0.1.2 Problems of Scale: Avoiding All-to-All Wiring
The second central problem in networking
is to
scale the interconnect
to
very large numbers
n of end-stations,
Si,
while avoiding the unacceptably high
O(n2) cost
of the all-to-all interconnection pattern
illustrated in the top part of the figure.
For few and low-rate links,
the "all-to-all" pattern can be implemented --as we will see--
by
time-multiplexing all inputs into one, high-rate link,
and then
demultiplexing this link into all outputs.
For higher rate links, time-multiplexing is not viable,
due to clock-frequency limitations;
the "all-to-all" pattern can still be implemented
using the interconnection topology known as the
crossbar,
which is the most elementary space-switching architecture.
Multi-Stage Interconnection:
The cost of the crossbar switch
grows with the square of the number of its I/O ports;
for modest fan-in/fan-out --usually up to several tens of ports--
this cost is low enough
for the crossbar to be the architecture of choice.

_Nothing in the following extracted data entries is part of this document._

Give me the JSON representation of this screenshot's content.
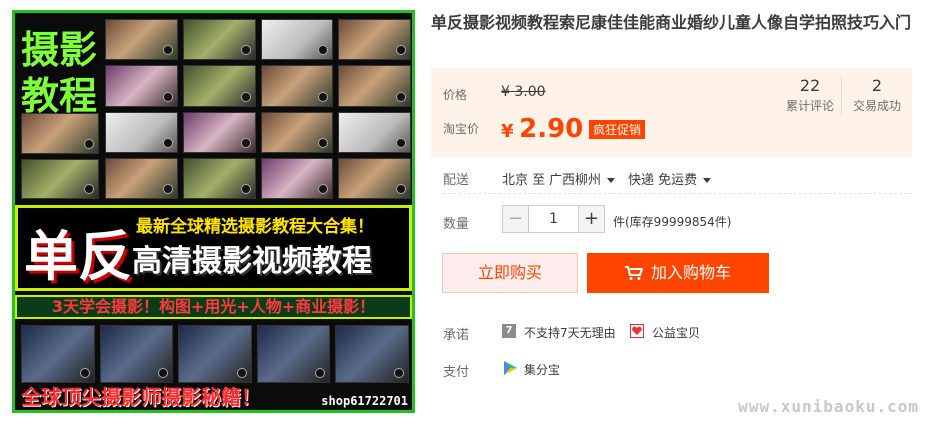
{
  "image": {
    "big_text_1": "摄影",
    "big_text_2": "教程",
    "banner_big": "单反",
    "banner_line1": "最新全球精选摄影教程大合集！",
    "banner_line2": "高清摄影视频教程",
    "strip_text": "3天学会摄影！构图+用光+人物+商业摄影！",
    "bottom_text": "全球顶尖摄影师摄影秘籍！",
    "shop_id": "shop61722701"
  },
  "product": {
    "title": "单反摄影视频教程索尼康佳佳能商业婚纱儿童人像自学拍照技巧入门"
  },
  "price": {
    "price_label": "价格",
    "original": "¥ 3.00",
    "taobao_label": "淘宝价",
    "currency": "¥",
    "current": "2.90",
    "promo_tag": "疯狂促销",
    "reviews_count": "22",
    "reviews_label": "累计评论",
    "deals_count": "2",
    "deals_label": "交易成功"
  },
  "delivery": {
    "label": "配送",
    "from": "北京 至",
    "to": "广西柳州",
    "method": "快递 免运费"
  },
  "quantity": {
    "label": "数量",
    "minus": "−",
    "value": "1",
    "plus": "+",
    "stock": "件(库存99999854件)"
  },
  "actions": {
    "buy_now": "立即购买",
    "add_cart": "加入购物车"
  },
  "promise": {
    "label": "承诺",
    "item1": "不支持7天无理由",
    "item1_icon": "7",
    "item2": "公益宝贝"
  },
  "payment": {
    "label": "支付",
    "item1": "集分宝"
  },
  "watermark": "www.xunibaoku.com",
  "colors": {
    "accent": "#ff4400",
    "price_bg": "#fff2e8",
    "frame_green": "#22c31e"
  }
}
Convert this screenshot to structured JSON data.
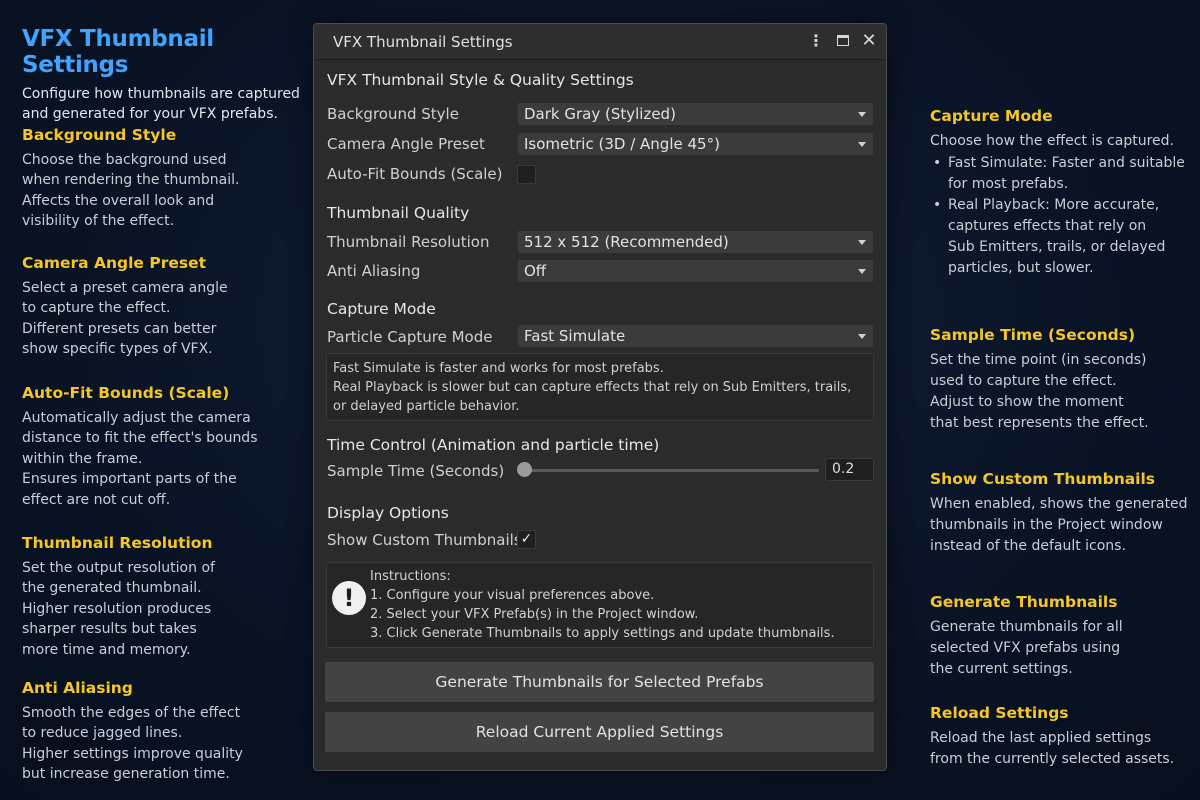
{
  "left": {
    "title": "VFX Thumbnail Settings",
    "subtitle": [
      "Configure how thumbnails are captured",
      "and generated for your VFX prefabs."
    ],
    "sections": [
      {
        "title": "Background Style",
        "lines": [
          "Choose the background used",
          "when rendering the thumbnail.",
          "Affects the overall look and",
          "visibility of the effect."
        ]
      },
      {
        "title": "Camera Angle Preset",
        "lines": [
          "Select a preset camera angle",
          "to capture the effect.",
          "Different presets can better",
          "show specific types of VFX."
        ]
      },
      {
        "title": "Auto-Fit Bounds (Scale)",
        "lines": [
          "Automatically adjust the camera",
          "distance to fit the effect's bounds",
          "within the frame.",
          "Ensures important parts of the",
          "effect are not cut off."
        ]
      },
      {
        "title": "Thumbnail Resolution",
        "lines": [
          "Set the output resolution of",
          "the generated thumbnail.",
          "Higher resolution produces",
          "sharper results but takes",
          "more time and memory."
        ]
      },
      {
        "title": "Anti Aliasing",
        "lines": [
          "Smooth the edges of the effect",
          "to reduce jagged lines.",
          "Higher settings improve quality",
          "but increase generation time."
        ]
      }
    ]
  },
  "right": {
    "capture_mode": {
      "title": "Capture Mode",
      "intro": "Choose how the effect is captured.",
      "bullets": [
        [
          "Fast Simulate: Faster and suitable",
          "for most prefabs."
        ],
        [
          "Real Playback: More accurate,",
          "captures effects that rely on",
          "Sub Emitters, trails, or delayed",
          "particles, but slower."
        ]
      ]
    },
    "sections": [
      {
        "title": "Sample Time (Seconds)",
        "lines": [
          "Set the time point (in seconds)",
          "used to capture the effect.",
          "Adjust to show the moment",
          "that best represents the effect."
        ]
      },
      {
        "title": "Show Custom Thumbnails",
        "lines": [
          "When enabled, shows the generated",
          "thumbnails in the Project window",
          "instead of the default icons."
        ]
      },
      {
        "title": "Generate Thumbnails",
        "lines": [
          "Generate thumbnails for all",
          "selected VFX prefabs using",
          "the current settings."
        ]
      },
      {
        "title": "Reload Settings",
        "lines": [
          "Reload the last applied settings",
          "from the currently selected assets."
        ]
      }
    ]
  },
  "window": {
    "title": "VFX Thumbnail Settings",
    "style_header": "VFX Thumbnail Style & Quality Settings",
    "background_style": {
      "label": "Background Style",
      "value": "Dark Gray (Stylized)"
    },
    "camera_angle": {
      "label": "Camera Angle Preset",
      "value": "Isometric (3D / Angle 45°)"
    },
    "auto_fit": {
      "label": "Auto-Fit Bounds (Scale)",
      "checked": false
    },
    "quality_header": "Thumbnail Quality",
    "resolution": {
      "label": "Thumbnail Resolution",
      "value": "512 x 512 (Recommended)"
    },
    "anti_aliasing": {
      "label": "Anti Aliasing",
      "value": "Off"
    },
    "capture_header": "Capture Mode",
    "capture_mode": {
      "label": "Particle Capture Mode",
      "value": "Fast Simulate"
    },
    "capture_info": [
      "Fast Simulate is faster and works for most prefabs.",
      "Real Playback is slower but can capture effects that rely on Sub Emitters, trails,",
      "or delayed particle behavior."
    ],
    "time_header": "Time Control (Animation and particle time)",
    "sample_time": {
      "label": "Sample Time (Seconds)",
      "value": "0.2"
    },
    "display_header": "Display Options",
    "show_custom": {
      "label": "Show Custom Thumbnails",
      "checked": true,
      "check_glyph": "✓"
    },
    "instructions": {
      "icon": "!",
      "heading": "Instructions:",
      "items": [
        "1.  Configure your visual preferences above.",
        "2.  Select your VFX Prefab(s) in the Project window.",
        "3.  Click Generate Thumbnails to apply settings and update thumbnails."
      ]
    },
    "generate_button": "Generate Thumbnails for Selected Prefabs",
    "reload_button": "Reload Current Applied Settings",
    "icons": {
      "menu": "⋮",
      "maximize": "maximize-icon",
      "close": "✕"
    }
  }
}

For higher numbers of ports, though,
multi-stage architectures, or "switching fabrics",
can offer comparable performance at lower cost.
For even higher port counts,
we are forced to limit performance to lower levels
in order to achieve acceptable cost;
multi-stage networks are still the solution.
As illustrated in the bottom part of the figure,
a multi-stage network uses more than one switches
between a source and a destination station;
in this way, network links are
shared among multiple I/O ports,
thus reducing the cost of the interconnection.
The presence of multiple stages further complicates
the issues of coordination among the multiple sources
that were discussed above,
because contention for resources may now occur
further away (in terms of switch stages) from these sources:
the network becomes an even more
distributed system.
Internal Blocking: Output Contention Variant.
Multi-stage interconnection networks may suffer from
internal blocking:
specific flow patterns
that would be feasible in an all-to-all interconnection architecture
may not be feasible any more in the multi-stage network,
due to intermediate, shared link limitations.
Internal blocking is a variant of output contention:
multiple sources "simultaneously" transmit information
at an aggregate rate in excess of the capacity
of one or more internal network links (or other resources);
if we consider the sub-network up to the first "bottleneck" link,
the phenomenon appears as output contention in that sub-network.
Depending on the architecture of the multi-stage network,
internal blocking may never appear ("non-blocking network"),
or it may appear only in few, rare cases,
or it may appear in many, frequent cases.
Architecting networks for low internal blocking is one of our topics.